De acuerdo con los reportes, la creciente del río Colima erosionó los cimientos del citado inmueble, dejándolo inutilizable y con peligro para la población que habita o transita por la zona. El cierre se determinó como medida preventiva para evitar una tragedia.
La clausura se da en un contexto de daños a la infraestructura urbana que se registraron después de la citada tormenta intensa de corta duración, que presentó en la zona metropolitana Colima-Villa de Álvarez, la cual provocó inundaciones en avenidas principales, cortes de energía eléctrica y el desbordamiento del arroyo Pereyra.

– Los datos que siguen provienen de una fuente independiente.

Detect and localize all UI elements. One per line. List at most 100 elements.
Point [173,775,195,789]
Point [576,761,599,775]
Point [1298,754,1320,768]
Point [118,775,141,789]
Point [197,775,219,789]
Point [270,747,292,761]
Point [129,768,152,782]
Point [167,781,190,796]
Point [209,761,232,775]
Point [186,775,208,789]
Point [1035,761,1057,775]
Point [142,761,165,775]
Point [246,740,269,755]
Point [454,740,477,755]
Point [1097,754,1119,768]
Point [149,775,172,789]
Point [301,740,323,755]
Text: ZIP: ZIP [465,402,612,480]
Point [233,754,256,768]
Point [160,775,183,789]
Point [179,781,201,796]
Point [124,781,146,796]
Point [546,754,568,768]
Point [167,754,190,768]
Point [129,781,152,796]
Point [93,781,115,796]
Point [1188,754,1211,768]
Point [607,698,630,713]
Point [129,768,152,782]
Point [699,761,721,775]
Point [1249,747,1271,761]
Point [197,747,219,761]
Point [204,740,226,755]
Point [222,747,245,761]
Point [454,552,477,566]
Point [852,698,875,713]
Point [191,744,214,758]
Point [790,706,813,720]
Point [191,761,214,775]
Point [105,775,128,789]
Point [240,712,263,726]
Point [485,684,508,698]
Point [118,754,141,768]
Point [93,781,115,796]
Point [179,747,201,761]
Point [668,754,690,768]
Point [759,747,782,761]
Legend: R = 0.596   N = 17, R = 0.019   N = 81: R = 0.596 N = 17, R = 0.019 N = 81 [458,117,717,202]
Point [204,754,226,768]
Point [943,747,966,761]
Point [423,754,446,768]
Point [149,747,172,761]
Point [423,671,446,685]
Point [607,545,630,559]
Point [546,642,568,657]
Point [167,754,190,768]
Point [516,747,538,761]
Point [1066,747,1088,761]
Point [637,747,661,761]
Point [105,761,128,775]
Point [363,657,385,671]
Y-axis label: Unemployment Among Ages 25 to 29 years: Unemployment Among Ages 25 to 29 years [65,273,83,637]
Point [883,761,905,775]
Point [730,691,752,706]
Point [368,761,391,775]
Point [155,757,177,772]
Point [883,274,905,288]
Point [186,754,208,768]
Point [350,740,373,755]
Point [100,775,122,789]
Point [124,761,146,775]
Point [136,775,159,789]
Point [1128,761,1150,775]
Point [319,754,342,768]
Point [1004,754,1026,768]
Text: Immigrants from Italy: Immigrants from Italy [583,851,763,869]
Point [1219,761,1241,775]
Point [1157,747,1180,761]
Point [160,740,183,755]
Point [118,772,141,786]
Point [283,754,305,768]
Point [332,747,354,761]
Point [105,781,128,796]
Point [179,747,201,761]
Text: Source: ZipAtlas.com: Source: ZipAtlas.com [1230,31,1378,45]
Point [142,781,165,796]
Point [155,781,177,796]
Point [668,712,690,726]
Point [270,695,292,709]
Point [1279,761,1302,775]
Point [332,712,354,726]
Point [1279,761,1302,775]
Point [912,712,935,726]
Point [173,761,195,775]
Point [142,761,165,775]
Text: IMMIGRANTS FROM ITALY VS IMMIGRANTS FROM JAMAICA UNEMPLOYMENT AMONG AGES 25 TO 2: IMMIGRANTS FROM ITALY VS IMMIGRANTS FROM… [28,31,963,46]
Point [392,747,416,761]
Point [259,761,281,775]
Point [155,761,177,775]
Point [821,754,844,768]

Ese hecho se suma al derrumbe ocurrido la madrugada del 9 de agosto, cuando colapsó el edificio que por más de 4 décadas albergó al extinto periódico El Mundo desde Colima, también en la calle Independencia, a un lado del puente.
Ambos casos reflejan el deterioro de construcciones históricas ubicadas en una zona sensible a los efectos de la erosión fluvial y las lluvias intensas que se han presentado en las últimas semanas.